4 minute read
Deeper Thinking Needed – AUKUS and Them
Opposition Spokesperson for Defence and Veterans Chris Penk MP writes that there’s been very little analysis on what the AUKUS announcement means for New Zealand’s defence and for decisions around maritime capability.
Chris Penk MP is the Opposition Spokesperson for Defence and Veterans. He has served as an officer in both the Royal New Zealand Navy and Royal Australian Navy.
It’s now been some months since we heard the AUKUS alliance announced, including news of a nuclear-powered submarine fleet for Australia.
Almost all the commentary here focused on the activity of other nations in our region and guesswork as to geopolitical implications even further afield. But while we’ve heard much about the interests of AUKUS partners relative to those of China – and less direct, more hypothetical impacts, such as New Zealand’s trade prospects with France – there’s been relatively little analysis of what it all means for our defence.
In military strategic terms, the change is potentially seismic. The big picture is that New Zealand is a maritime nation dangerously dependent on the state of our surrounding seas. It’s not just our ideals in the Indo/Asia-Pacific region that are at stake but also our national interests. Our territorial waters (out to 12 nautical miles) and Exclusive Economic Zone (out to 200 nautical miles) are the stage on which our national fate will be decided in the rest of this century.
We are surrounded by seas that are variously trade routes, fisheries, areas of maritime search and rescue responsibility and part of the worldwide “freedom of navigation” network. These are also places where piracy, modern slavery, people smuggling and drug running occur, among other unsavoury activities.
Out of sight these may all be, but they should be front of mind.
From the perspective of NZ Inc generally – and certainly when it comes to issues of sovereignty – we should be intensely interested in what Australia’s moves underwater mean for our own defence On the face of it, Australia scaling up its capability is positive for Aotearoa.
I should acknowledge at this point that I am somewhat biased in the matter, having been a submariner in the Australian Navy prior to becoming an MP. In that sense I suppose I declare a conflict of interest. Then again, I’d consider myself unusually well placed – as a policy maker on this side of the Tasman – to understand the implications of that particular “silent service”.
So while most commentators have been focused elsewhere, I sincerely hope that these issues are being worked through in our Ministry of Defence and the NZDF itself. The Minister of Defence should certainly instruct them to do so, if he hasn’t already.
It’s perfectly reasonable that government agencies not share their views on these matters of national security. As an Opposition MP, however, I have a responsibility for ensuring that key concerns are being addressed, so I raise them in any case.
And let’s be clear: there are a number of factors that pose serious challenges for our defence.
First, as the situation currently stands, New Zealand will not be allowing these vessels to visit our shores. That’s literally the law of our land – nuclear-free legislation made under David Lange – even if its prohibition on nuclear propulsion (as distinct from nuclear weapons) is rather quixotic. In the brave new world of AUKUS, however, it is troubling to think that a maritime nation with a relatively modest navy of its own would roll out the unwelcome mat to the key naval element of its nearest neighbour, firm friend and almost only ally.
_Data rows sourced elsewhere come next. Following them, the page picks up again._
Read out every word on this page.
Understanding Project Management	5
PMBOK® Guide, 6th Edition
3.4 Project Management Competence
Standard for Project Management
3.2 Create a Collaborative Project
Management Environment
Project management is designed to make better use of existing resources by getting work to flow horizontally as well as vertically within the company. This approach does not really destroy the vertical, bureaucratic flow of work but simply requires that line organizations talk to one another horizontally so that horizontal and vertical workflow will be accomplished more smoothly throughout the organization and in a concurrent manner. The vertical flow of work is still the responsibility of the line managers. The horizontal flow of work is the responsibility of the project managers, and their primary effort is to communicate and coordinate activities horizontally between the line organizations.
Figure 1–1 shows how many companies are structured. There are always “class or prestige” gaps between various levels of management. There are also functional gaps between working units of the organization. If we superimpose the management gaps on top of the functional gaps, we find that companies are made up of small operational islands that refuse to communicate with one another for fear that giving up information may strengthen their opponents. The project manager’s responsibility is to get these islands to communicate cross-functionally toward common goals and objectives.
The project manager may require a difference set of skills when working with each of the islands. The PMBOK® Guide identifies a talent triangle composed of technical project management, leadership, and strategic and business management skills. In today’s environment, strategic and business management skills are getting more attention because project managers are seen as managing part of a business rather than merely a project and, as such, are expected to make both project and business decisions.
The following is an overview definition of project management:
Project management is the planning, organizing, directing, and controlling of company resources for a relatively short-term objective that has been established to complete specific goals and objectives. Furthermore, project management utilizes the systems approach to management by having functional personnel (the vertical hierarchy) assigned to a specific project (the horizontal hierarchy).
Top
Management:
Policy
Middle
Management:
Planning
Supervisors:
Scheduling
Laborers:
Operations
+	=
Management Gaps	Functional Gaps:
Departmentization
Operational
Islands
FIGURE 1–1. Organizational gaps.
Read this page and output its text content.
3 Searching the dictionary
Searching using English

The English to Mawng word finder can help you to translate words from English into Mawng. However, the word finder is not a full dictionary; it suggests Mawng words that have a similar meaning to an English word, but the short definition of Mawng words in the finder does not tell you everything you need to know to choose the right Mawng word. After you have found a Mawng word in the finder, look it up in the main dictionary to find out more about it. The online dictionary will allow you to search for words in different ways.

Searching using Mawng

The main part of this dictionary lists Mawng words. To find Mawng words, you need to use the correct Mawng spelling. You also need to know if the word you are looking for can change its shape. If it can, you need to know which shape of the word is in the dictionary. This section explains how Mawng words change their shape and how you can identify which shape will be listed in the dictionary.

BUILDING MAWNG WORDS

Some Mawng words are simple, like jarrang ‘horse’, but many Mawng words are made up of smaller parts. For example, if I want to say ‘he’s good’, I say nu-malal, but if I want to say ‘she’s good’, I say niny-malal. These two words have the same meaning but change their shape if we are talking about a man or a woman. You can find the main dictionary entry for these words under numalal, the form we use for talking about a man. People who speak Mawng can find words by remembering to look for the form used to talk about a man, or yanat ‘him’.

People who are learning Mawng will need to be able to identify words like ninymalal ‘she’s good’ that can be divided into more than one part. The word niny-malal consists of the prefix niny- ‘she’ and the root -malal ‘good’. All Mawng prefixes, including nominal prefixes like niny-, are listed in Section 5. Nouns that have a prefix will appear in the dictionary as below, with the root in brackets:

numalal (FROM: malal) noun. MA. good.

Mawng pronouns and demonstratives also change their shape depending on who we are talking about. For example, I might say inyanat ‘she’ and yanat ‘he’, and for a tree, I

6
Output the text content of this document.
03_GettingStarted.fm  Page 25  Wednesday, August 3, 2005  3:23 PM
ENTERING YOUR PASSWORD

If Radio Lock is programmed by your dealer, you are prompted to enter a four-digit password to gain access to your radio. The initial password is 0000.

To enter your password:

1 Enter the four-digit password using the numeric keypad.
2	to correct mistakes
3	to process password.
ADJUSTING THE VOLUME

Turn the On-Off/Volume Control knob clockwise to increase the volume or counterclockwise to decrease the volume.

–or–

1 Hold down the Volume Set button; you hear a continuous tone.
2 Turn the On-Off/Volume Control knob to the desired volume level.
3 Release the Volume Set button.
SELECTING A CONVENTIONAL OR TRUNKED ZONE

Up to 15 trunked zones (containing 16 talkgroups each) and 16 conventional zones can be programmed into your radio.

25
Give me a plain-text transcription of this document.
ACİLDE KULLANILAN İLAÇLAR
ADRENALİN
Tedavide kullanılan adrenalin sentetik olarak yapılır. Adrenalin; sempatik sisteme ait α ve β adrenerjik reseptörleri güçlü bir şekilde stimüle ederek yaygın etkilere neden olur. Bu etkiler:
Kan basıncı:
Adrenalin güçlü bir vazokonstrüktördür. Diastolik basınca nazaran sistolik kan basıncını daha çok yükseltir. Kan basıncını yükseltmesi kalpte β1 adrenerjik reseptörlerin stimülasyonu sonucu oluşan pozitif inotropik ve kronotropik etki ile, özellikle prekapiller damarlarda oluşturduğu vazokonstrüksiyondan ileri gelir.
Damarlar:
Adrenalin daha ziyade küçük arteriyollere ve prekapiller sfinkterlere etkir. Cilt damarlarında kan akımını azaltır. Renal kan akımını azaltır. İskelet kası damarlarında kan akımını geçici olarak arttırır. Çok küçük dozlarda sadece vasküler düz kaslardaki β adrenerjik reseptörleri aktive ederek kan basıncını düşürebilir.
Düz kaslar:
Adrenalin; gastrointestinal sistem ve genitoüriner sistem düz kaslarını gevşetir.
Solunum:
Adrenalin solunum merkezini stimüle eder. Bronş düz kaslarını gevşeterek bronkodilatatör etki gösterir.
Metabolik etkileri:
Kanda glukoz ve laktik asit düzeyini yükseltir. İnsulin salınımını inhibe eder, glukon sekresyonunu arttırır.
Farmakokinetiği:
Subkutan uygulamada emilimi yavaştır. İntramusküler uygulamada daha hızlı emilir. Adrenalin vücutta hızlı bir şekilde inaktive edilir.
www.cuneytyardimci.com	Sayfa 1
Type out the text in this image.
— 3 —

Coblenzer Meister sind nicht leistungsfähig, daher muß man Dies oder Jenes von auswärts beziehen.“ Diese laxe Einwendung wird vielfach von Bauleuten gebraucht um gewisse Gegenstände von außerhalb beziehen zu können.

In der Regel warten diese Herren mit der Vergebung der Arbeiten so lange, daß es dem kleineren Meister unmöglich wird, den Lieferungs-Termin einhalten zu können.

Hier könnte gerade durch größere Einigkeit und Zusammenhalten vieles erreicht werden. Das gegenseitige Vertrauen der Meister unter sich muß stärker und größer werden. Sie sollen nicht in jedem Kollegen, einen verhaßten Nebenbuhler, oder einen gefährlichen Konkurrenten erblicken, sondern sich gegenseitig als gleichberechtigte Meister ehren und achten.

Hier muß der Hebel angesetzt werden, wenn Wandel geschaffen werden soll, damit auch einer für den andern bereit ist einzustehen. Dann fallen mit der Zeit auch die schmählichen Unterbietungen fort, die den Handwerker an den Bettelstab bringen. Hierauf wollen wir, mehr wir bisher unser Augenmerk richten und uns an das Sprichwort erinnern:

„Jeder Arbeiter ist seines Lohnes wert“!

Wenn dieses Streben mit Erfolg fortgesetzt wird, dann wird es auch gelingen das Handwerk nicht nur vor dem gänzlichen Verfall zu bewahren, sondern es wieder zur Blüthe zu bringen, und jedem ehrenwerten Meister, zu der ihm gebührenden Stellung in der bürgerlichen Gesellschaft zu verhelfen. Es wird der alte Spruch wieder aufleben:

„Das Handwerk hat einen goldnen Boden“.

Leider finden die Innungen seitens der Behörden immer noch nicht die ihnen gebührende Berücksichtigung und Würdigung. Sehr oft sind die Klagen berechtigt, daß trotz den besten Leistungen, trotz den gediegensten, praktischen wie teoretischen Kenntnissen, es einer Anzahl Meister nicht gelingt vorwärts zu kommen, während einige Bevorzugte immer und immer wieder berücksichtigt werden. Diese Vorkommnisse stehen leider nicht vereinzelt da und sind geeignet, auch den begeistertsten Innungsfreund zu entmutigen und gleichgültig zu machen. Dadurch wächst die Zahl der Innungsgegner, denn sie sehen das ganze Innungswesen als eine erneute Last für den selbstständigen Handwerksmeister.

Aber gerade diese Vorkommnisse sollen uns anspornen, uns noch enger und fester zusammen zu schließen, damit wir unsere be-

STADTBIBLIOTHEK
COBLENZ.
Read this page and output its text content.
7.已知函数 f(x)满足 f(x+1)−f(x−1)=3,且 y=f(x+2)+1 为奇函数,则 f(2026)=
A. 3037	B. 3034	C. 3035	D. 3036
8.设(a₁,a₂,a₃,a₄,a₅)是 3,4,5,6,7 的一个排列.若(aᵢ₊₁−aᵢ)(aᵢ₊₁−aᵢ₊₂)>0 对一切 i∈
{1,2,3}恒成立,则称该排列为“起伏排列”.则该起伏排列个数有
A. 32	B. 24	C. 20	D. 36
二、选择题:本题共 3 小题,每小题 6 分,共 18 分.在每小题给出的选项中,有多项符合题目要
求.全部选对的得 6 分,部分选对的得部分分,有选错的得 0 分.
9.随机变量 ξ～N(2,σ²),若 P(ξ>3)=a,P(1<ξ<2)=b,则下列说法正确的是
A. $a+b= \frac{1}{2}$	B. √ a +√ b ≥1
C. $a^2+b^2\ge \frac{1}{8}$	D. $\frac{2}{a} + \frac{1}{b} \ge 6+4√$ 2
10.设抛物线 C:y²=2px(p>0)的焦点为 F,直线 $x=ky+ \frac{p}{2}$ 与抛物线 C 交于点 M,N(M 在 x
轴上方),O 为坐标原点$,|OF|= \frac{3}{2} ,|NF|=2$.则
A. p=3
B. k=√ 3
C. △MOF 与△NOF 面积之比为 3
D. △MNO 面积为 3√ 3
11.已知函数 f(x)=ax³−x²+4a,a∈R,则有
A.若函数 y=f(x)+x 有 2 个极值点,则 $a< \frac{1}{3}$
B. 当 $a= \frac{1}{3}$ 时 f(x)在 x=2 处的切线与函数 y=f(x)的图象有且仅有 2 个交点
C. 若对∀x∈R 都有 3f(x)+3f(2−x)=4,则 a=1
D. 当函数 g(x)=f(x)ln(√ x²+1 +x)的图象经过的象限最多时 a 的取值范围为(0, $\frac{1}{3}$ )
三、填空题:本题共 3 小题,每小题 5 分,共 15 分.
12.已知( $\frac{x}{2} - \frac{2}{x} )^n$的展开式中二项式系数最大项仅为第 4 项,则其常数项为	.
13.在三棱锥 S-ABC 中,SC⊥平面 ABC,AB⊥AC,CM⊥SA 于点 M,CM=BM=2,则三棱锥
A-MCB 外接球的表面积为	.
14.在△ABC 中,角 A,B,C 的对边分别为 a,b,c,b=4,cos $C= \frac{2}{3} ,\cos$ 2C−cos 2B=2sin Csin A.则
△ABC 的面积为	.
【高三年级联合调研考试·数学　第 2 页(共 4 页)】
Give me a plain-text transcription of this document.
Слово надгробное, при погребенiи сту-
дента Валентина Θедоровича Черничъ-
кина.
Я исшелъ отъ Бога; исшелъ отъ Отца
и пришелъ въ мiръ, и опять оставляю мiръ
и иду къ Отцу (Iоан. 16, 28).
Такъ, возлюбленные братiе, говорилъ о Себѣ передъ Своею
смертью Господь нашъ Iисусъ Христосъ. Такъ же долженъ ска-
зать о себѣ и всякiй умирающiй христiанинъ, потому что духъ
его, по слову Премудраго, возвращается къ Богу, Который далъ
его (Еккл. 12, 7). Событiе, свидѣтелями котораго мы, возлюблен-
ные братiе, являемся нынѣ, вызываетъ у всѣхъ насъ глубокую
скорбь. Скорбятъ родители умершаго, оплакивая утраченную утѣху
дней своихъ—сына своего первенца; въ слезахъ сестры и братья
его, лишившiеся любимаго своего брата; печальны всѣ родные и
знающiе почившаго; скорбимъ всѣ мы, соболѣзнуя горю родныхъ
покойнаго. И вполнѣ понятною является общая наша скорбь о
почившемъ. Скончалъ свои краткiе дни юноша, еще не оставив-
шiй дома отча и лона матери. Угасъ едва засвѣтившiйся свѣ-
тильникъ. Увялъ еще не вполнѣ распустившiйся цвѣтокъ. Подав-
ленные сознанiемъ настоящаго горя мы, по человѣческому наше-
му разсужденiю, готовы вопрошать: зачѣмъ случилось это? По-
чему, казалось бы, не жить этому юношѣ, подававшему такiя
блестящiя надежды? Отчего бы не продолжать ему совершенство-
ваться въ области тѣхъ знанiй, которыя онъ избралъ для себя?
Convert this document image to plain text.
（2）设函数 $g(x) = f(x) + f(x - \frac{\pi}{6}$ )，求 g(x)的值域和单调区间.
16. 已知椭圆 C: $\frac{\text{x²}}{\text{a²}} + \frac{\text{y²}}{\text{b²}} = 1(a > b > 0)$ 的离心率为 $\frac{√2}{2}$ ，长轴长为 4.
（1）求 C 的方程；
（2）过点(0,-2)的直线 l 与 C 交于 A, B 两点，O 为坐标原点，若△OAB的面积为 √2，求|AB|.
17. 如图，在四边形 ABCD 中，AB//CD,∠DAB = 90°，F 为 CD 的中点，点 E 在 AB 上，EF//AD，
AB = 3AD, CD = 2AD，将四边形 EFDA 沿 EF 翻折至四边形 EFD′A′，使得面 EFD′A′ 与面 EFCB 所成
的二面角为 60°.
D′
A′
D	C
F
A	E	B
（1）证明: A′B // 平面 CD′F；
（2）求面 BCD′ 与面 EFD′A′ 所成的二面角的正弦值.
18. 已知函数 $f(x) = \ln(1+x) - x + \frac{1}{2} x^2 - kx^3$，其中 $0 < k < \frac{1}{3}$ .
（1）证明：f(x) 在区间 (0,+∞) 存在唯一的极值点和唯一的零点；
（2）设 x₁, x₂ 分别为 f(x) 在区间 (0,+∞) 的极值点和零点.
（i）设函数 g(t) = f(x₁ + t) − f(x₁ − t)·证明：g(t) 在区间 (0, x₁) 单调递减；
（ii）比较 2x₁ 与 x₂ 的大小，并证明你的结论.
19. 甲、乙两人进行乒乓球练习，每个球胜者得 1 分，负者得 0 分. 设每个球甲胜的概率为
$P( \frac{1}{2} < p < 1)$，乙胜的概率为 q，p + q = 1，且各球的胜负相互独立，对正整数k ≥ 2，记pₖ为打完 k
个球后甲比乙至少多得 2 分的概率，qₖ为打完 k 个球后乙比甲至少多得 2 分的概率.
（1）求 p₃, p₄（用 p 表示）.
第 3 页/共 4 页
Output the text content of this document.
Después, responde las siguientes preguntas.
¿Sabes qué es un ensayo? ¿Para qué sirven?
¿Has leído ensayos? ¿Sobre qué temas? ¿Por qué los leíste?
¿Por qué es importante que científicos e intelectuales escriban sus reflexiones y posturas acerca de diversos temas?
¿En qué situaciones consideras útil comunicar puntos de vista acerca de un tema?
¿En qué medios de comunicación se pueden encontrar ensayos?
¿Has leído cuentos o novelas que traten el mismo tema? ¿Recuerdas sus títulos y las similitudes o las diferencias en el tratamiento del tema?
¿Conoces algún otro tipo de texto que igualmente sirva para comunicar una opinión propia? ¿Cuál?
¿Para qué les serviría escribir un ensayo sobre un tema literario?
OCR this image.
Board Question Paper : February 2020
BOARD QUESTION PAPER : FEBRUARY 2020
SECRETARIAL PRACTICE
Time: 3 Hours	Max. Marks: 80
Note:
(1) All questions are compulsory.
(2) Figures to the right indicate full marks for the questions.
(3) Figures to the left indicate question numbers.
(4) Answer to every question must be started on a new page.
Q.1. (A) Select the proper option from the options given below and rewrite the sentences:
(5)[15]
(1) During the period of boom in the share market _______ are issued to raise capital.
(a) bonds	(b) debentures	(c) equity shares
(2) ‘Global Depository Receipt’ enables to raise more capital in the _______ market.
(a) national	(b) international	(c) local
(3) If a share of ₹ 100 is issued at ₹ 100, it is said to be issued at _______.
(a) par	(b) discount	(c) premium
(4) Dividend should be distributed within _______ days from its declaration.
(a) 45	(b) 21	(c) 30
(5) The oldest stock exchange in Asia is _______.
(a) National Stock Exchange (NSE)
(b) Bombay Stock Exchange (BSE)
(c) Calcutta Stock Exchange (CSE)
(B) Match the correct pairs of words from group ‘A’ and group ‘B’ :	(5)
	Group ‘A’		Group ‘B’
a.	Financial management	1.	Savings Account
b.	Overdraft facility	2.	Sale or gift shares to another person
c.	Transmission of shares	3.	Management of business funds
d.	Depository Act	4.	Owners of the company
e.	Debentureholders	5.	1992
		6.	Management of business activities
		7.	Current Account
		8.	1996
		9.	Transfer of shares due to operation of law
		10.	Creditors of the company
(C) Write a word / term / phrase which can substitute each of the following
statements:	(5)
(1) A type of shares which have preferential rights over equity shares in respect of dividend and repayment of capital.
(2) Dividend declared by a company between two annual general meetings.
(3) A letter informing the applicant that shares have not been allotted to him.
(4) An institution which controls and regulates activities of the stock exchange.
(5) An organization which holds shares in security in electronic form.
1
The second question is what AUKUS means for our own fleet, in particular the frigates’ replacement. While the Defence Minister has been silent on this subject, along with almost every other defence subject, presumably he intends that we will be replacing our only two warships proper with something roughly equivalent at some stage. A related question is what change to Australian’s naval doctrine will be brought about by its switch to submarines with considerably greater range and speed than its diesel-electric boats.
Third, will we be called upon to help bridge any gap in the transition between the old and new submarine squadrons operating across the Tasman? There could be a number of years following the retirement of the current class and the next generation coming of age. How could New Zealand contribute in the meantime? Perhaps our new P8 maritime patrol aircraft will be called upon to play a greater role in understanding the underwater environment than would otherwise have been the case, for example. We should be thinking proactively about this now.
Finally, we should expect that Wellington will be asking Canberra, Washington and London very nicely to have access to as much intelligence collected by Australian submarines as possible. The auspices of AUKUS will technically be different from the Five Eyes arrangements. Simply stated, it’s imperative that we’re aware of who’s doing what to whom in our region.
I sincerely hope that the government is taking these issues seriously. They have a number of other important issues to consider presently, of course. For one thing, the Defence Minister is also performing the role of an Associate Health Minister during a pandemic. Whether or not this was a wise dual appointment is another matter and one on which our friends may have a view.
In any case, it would be a real mistake to consider such issues that a government deems non-urgent to be unimportant. When it comes to AUKUS and Australia’s nuclear submarines, we need some deeper thought.